Haksızlıklara dayanamayıp başkaldıran sazı, sözü ve eylemleriyle dikkatleri üzerine çeken bir aşık da:

                Köroğlu''yum kayaları yararım / Halkın kılıcıyım hakkı ararım

                Sultan padişahtan hesap sorarım / Uykudan uyanan katılır bana

diyen ve yiğit edası ile Türk halkının kahramanlık, mertlik duygularının sembolü olan Köroğlu''dur.

Başkaldırı, yönetici sınıfa karşı daha çok kırsal kesim halkının direnişi biçiminde olduğundan doğa temi olarak şiirin içinde yer alır. Bu tema doğaya sığınma ve ondan güç alma biçiminde belirir.
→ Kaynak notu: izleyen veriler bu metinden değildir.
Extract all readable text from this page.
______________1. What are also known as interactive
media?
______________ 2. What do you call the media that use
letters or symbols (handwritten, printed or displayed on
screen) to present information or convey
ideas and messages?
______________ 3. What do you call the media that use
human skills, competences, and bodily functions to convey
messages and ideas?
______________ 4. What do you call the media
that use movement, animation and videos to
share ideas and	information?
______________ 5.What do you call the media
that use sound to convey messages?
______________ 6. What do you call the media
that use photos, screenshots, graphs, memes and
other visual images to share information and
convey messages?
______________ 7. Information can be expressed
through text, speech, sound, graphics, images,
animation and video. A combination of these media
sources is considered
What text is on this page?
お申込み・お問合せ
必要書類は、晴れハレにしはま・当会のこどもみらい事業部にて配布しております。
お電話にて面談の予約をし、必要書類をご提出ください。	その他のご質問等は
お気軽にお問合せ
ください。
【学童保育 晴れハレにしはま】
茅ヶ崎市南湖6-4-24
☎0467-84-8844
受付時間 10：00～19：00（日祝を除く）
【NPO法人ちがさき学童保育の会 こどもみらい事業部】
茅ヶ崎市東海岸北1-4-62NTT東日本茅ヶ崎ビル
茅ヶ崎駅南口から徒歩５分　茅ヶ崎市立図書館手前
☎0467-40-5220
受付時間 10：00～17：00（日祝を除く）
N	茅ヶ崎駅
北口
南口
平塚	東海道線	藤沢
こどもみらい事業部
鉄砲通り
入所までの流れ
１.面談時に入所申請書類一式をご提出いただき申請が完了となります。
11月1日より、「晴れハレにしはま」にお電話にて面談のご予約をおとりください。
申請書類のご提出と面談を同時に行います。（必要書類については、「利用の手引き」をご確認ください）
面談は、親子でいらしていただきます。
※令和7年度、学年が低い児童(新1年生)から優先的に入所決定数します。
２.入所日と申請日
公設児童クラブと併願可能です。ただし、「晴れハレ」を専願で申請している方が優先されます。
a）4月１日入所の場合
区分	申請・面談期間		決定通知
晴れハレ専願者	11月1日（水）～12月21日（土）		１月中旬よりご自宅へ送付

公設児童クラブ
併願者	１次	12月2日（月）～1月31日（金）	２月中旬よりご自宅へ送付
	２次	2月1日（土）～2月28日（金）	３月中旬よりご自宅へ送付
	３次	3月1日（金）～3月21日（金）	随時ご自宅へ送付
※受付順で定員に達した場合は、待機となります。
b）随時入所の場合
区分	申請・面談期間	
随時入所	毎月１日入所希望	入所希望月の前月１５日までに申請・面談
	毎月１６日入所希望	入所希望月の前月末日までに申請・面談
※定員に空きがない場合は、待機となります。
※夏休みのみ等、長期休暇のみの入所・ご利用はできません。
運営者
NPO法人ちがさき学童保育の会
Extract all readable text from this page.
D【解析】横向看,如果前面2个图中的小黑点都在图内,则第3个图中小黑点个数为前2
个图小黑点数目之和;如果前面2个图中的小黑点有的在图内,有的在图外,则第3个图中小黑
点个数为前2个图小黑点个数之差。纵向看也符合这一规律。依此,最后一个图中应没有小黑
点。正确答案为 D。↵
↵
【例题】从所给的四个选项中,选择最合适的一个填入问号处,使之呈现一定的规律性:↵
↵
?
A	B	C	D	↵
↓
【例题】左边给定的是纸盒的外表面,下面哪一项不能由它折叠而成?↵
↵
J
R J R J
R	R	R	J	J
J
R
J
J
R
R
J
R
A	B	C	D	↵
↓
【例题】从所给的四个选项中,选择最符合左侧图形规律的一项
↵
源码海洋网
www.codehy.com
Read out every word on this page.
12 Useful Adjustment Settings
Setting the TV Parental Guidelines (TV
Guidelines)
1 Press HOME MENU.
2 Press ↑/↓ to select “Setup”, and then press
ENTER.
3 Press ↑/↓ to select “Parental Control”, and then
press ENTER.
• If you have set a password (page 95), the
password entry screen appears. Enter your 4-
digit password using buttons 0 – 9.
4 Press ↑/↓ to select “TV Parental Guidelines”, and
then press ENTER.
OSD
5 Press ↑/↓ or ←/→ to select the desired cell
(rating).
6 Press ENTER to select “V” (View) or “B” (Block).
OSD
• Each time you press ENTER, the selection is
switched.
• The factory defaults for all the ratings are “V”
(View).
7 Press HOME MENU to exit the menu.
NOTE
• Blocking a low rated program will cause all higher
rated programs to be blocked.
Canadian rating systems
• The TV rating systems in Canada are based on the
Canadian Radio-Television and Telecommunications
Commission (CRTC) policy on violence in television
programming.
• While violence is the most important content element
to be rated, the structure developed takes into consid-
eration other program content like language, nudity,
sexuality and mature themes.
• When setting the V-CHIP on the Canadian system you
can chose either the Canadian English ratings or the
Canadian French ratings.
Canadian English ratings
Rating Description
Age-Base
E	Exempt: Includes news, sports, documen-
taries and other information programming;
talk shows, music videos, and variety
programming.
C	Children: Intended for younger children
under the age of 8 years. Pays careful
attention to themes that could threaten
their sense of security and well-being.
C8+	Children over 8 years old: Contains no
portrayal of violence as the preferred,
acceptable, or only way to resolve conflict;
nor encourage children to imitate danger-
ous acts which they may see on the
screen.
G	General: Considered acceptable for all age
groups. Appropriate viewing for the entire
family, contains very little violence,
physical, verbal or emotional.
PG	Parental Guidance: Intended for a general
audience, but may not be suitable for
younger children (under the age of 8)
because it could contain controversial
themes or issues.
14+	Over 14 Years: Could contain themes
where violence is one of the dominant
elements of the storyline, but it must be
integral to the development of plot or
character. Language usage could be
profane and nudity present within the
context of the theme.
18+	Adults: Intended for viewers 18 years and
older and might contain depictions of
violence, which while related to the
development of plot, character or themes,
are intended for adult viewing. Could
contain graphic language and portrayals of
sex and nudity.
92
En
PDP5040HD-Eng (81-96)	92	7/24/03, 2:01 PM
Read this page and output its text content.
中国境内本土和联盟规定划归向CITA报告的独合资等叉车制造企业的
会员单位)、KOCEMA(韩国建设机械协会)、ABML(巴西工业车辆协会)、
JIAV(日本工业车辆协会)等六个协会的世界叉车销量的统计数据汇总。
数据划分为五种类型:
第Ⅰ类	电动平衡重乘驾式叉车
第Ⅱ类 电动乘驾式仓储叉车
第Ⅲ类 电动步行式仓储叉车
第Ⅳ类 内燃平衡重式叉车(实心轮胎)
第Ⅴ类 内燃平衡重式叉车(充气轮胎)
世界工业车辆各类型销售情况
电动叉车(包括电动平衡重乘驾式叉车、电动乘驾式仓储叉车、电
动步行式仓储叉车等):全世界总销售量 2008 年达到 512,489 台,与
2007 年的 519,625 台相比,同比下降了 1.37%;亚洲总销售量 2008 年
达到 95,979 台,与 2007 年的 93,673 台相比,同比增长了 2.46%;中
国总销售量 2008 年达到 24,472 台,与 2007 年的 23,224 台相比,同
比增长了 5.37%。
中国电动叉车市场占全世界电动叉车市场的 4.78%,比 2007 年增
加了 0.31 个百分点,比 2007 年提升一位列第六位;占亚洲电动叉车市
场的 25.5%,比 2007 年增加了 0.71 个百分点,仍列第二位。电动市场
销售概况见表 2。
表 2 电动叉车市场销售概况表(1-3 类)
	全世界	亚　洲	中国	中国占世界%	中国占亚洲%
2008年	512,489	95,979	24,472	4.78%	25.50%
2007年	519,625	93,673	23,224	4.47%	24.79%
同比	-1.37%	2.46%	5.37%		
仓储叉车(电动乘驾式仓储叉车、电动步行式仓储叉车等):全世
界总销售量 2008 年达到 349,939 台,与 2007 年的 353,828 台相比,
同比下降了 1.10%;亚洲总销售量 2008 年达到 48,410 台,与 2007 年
Bunu Dadaloğlu''nun: Ferman padişahın dağlar bizimdir gibi dizelerinde en çarpıcı biçimde görürüz.

Her türlü haksızlığın sürdürüldüğü, fakir fukara halkın nasibinin sadece ezilmek olduğu bir devirde Köroğlu''nun ve Dadaloğlu''nun koşmaları; beylerin, ağaların suratına indirilmiş birer tokat gibidir.

-Buna kavga derler, bey ne, paşa ne? diyen Köroğlu sarayın ve onun düzenine karşı halkın kinini ne güzel anlatmıştır.

-İncitmeyin fukarayı, fakiri  demekle de fakir halkın bu bozuk düzene karşı koruyuculuğunu üstüne almış görülür

Yüzyıllar boyu halkla ve köylü ile ilgilenmeyen saray adamlarından birinin Şarkışla''dan geçerken toplanan köylülerin hatrını sorması üzerine topluluğun arasında bulunan Serdari''nin:

                Nesini söyleyeyim canın efendim / Gayrı düzen tutmaz telimiz bizim

                Arzuhal eylesem deftere sığmaz / Omuzdan kırılmış kolumuz bizim

                *

Sefil ireçberin yüzü soğuktur / Yıl perhizi tutmuş içi koğuktur

İneği davarı iki tavuktur / Bundan gayrı yoktur malımız bizim

                *

                Benim bu gidişe aklı ermiyor / Fukara halini kimse sormuyor

                Padişah sikkesi selam vermiyor / Kefensiz kalacak ölümüz bizim

                *

                Tahsildar da çıkmış köyleri gezer / Elinde kamçısı fakiri ezer

                Yorganı döşeği mezatta gezer / Hasırdan serili çulumuz bizim

                *

Zenginin yediği baklava börek / Kahvaltıya ister keteli çörek

Fukaraya sordum size ne gerek / Düğülcek çorbası balımız bizim

 

                Serdari halimiz böyle n''olacak / Kısa çöp uzundan hakkın alacak

                Mamurlar yıkılıp viran olacak / Akibet dağılır ilimiz bizim

deyişi Osmanlı döneminde halkın genel durumunu ve âşıkların serzenişlerini dile getiren ilginç örneklerdendir.